Erected in 1933, the college that has borne the name and the heavy symbolic weight of Calhoun’s name for 86 years will be renamed for Grace Murray Hopper, a computer science pioneer and Navy rear admiral, who received her master’s degree and doctorate from Yale.
But changing the name of the Calhoun College was never a foregone conclusion. As recently as last spring, Yale President Peter Salovey maintained that, despite the din of protest, the university would keep Calhoun’s name. In a campus-wide email to students, he wrote:
“Ours is a nation that continues to refuse to face its own history of slavery and racism. Yale is part of this history, as exemplified by the decision to recognize an ardent defender of slavery by naming a college for him. Erasing Calhoun’s name from a much-beloved residential college risks masking this past, downplaying the lasting effects of slavery, and substituting a false and misleading narrative, albeit one that might allow us to feel complacent or, even, self-congratulatory. Retaining the name forces us to learn anew and confront one of the most disturbing aspects of Yale’s and our nation’s past. I believe this is our obligation as an educational institution.”
But rather than create an atmosphere of reconciliation and soul-searching, the public sanction of symbols of division and hatred often energizes and justifies its adherents, while arousing alienation and resentment in its opponents. How can we appeal to our better angels, when every day we are greeted by the demons of our past?

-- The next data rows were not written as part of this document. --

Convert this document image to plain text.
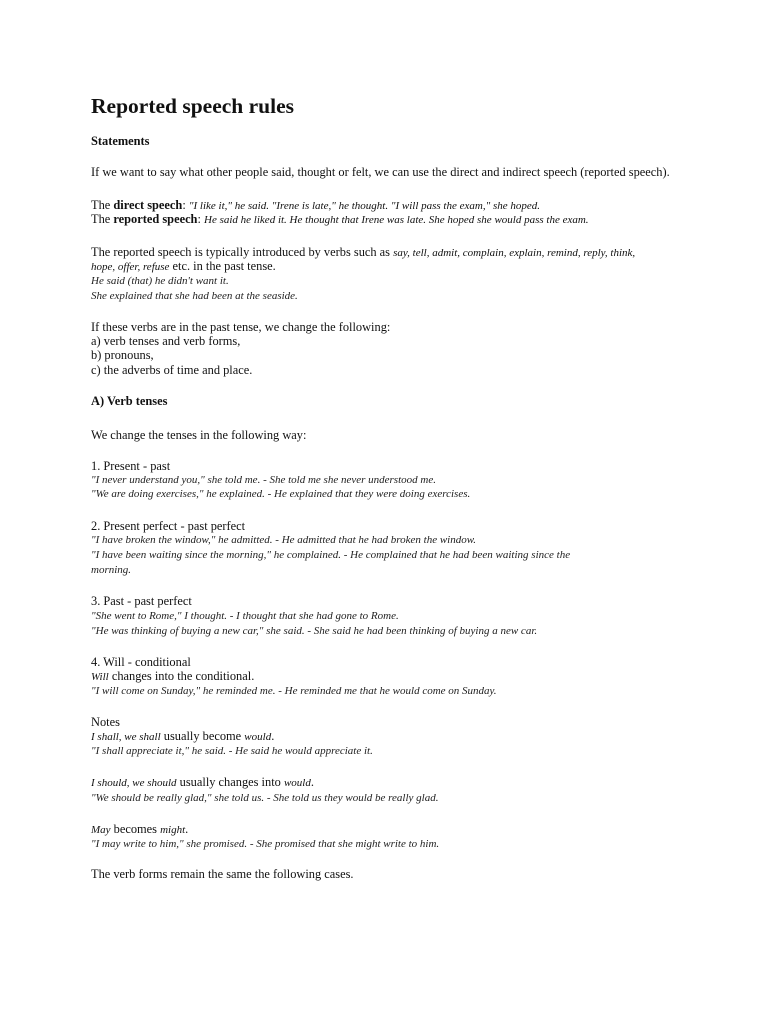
Reported speech rules
Statements
If we want to say what other people said, thought or felt, we can use the direct and indirect speech (reported speech).
The direct speech: "I like it," he said. "Irene is late," he thought. "I will pass the exam," she hoped.
The reported speech: He said he liked it. He thought that Irene was late. She hoped she would pass the exam.
The reported speech is typically introduced by verbs such as say, tell, admit, complain, explain, remind, reply, think,
hope, offer, refuse etc. in the past tense.
He said (that) he didn't want it.
She explained that she had been at the seaside.
If these verbs are in the past tense, we change the following:
a) verb tenses and verb forms,
b) pronouns,
c) the adverbs of time and place.
A) Verb tenses
We change the tenses in the following way:
1. Present - past
"I never understand you," she told me. - She told me she never understood me.
"We are doing exercises," he explained. - He explained that they were doing exercises.
2. Present perfect - past perfect
"I have broken the window," he admitted. - He admitted that he had broken the window.
"I have been waiting since the morning," he complained. - He complained that he had been waiting since the
morning.
3. Past - past perfect
"She went to Rome," I thought. - I thought that she had gone to Rome.
"He was thinking of buying a new car," she said. - She said he had been thinking of buying a new car.
4. Will - conditional
Will changes into the conditional.
"I will come on Sunday," he reminded me. - He reminded me that he would come on Sunday.
Notes
I shall, we shall usually become would.
"I shall appreciate it," he said. - He said he would appreciate it.
I should, we should usually changes into would.
"We should be really glad," she told us. - She told us they would be really glad.
May becomes might.
"I may write to him," she promised. - She promised that she might write to him.
The verb forms remain the same the following cases.
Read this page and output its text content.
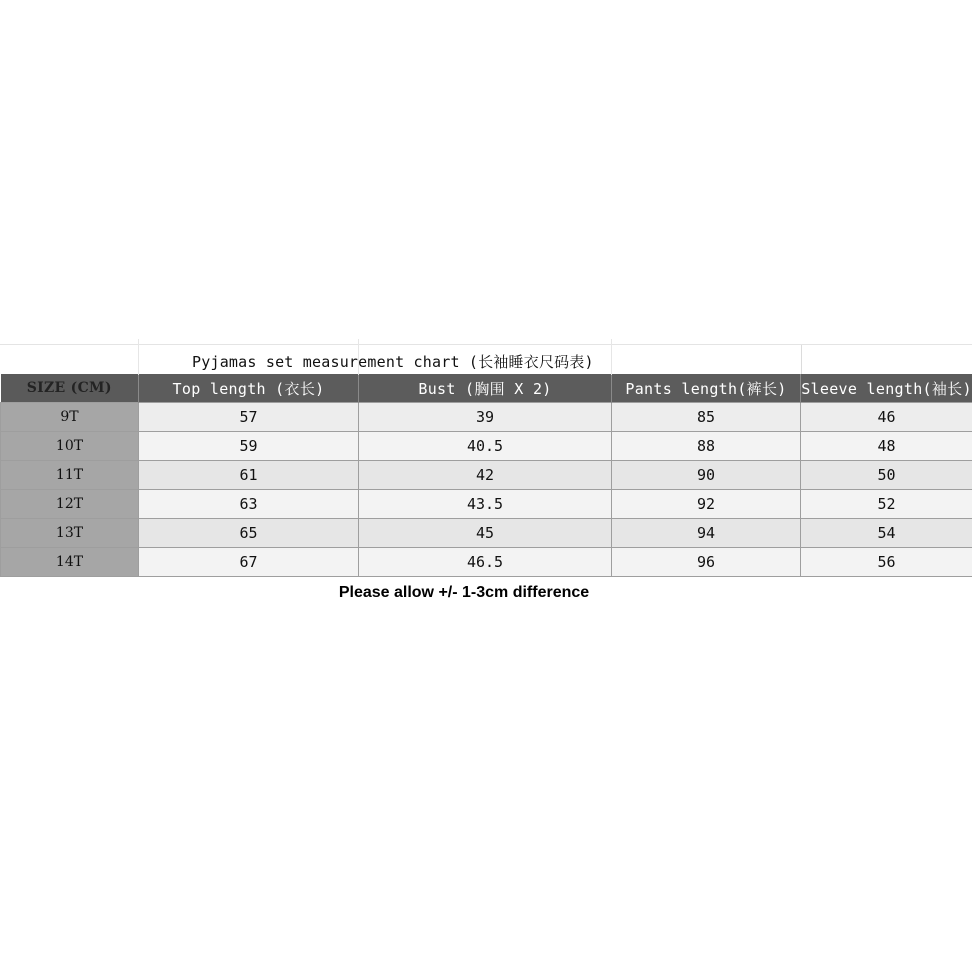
Pyjamas set measurement chart (长袖睡衣尺码表)
SIZE (CM)	Top length (衣长)	Bust (胸围 X 2)	Pants length(裤长)	Sleeve length(袖长)
9T	57	39	85	46
10T	59	40.5	88	48
11T	61	42	90	50
12T	63	43.5	92	52
13T	65	45	94	54
14T	67	46.5	96	56
Please allow +/- 1-3cm difference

Corey Menafee, a cafeteria worker at Yale, also made his feelings known about the building and the racially-charged stained glass panels that adorned the college featuring idealized images of slavery, which, at one point, included a stained-glass window depicting a shackled Black man kneeling before Calhoun (the kneeling Black man was later taken out of the picture).
With the poke of a broomstick, Menafee knocked down and shattered a racially-charged glass panel in the dining hall that depicted two slaves, a man and a woman, carrying bales of cotton on their heads. His reasoning was simple, saying, “It’s 2016, I shouldn’t have to come to work and see things like that.”
Menafee’s action, campus protests, and the racial reckoning taking place across many American college campuses and in communities that were fed up with wages of police brutality and the insults of judicial indifference, played a significant role in revisiting the controversy over Calhoun’s name.
Yale did the right thing, with the president noting in a statement to students, “The decision to change a college’s name is not one we take lightly, but John C. Calhoun’s legacy as a White supremacist and a national leader who passionately promoted slavery as a “positive good” fundamentally conflicts with Yale’s mission and values.”
I applaud Yale’s change of heart. I also encourage the university to “confront one of the most disturbing aspects of Yale’s and our nation’s past,” not only by unshackling itself from its reprehensible symbols, but by addressing slavery’s legacy of racial inequality and committing to increasing the diversity of its student body and faculty.
According to the New York Times, the university has promised to invest $50 million in a faculty-diversity initiative to address the fact that less than three percent of Yale’s arts and sciences faculty is Black. And of Yale’s close to 5,400 undergraduate students, only 11 percent identify themselves as African-American.
While a battle has been scored, the war to commit to inclusion remains to be won.
Marc Morial is president and CEO of the National Urban League.